Setting ACLs when creating files from Windows

Corinna Vinschen corinna at vinschen.de
Thu Aug 7 15:04:35 GMT 2008


On Aug  7 10:20, simo wrote:
> On Thu, 2008-08-07 at 15:32 +0200, Corinna Vinschen wrote:
> > Well, in theory I don't care if it's a network FS or a local FS.
> > Cygwin's open() code simply tries to create files with a SD which
> > contains the current user, its primary group and an Everyone ACE,
> > regardless of the underlying FS.  This works fine on local and remote
> > Windows filesystems, just not on Samba which needs the described
> 
> Yes but what happens on the remote windows filesystem ?
> Do you just set an arbitrary SID there? This will work, but is probably
> not what your users want.

It's not an arbitrary SID, it's the SID of the current user on the
client machine...

> > workaround, and on NFS, which uses an entirely different mechanism, the
> > extended attributes approach.  It's not exactly Samba's fault, it's just
> > annoying that so many different code paths are required to get the same
> > result on different filesystems.  I had hoped for a simpler approach.
> 
> You should probably treat a remote windows filesystem and samba the same
> way, unless your machines are in a domain and you are using domain users
> I think you are setting unwanted SIDs on the remote windows machine.

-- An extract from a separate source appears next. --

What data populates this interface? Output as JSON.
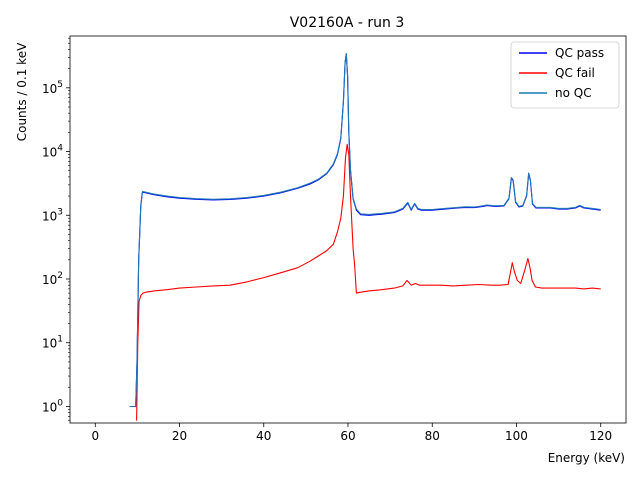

... but I start to see what you mean.  When not in a domain, the default
behaviour is to create the files on the remote machine as the remote
user the local user has authenticated as, while in a domain, the user
has authenticated as itself and files are created as that user.  The
workaround I created for Samba maintains this behaviour.  OTOH, using a SD
for the current user creates a new behaviour in that the file owner
is the user of the client machine when running in a non-domain env.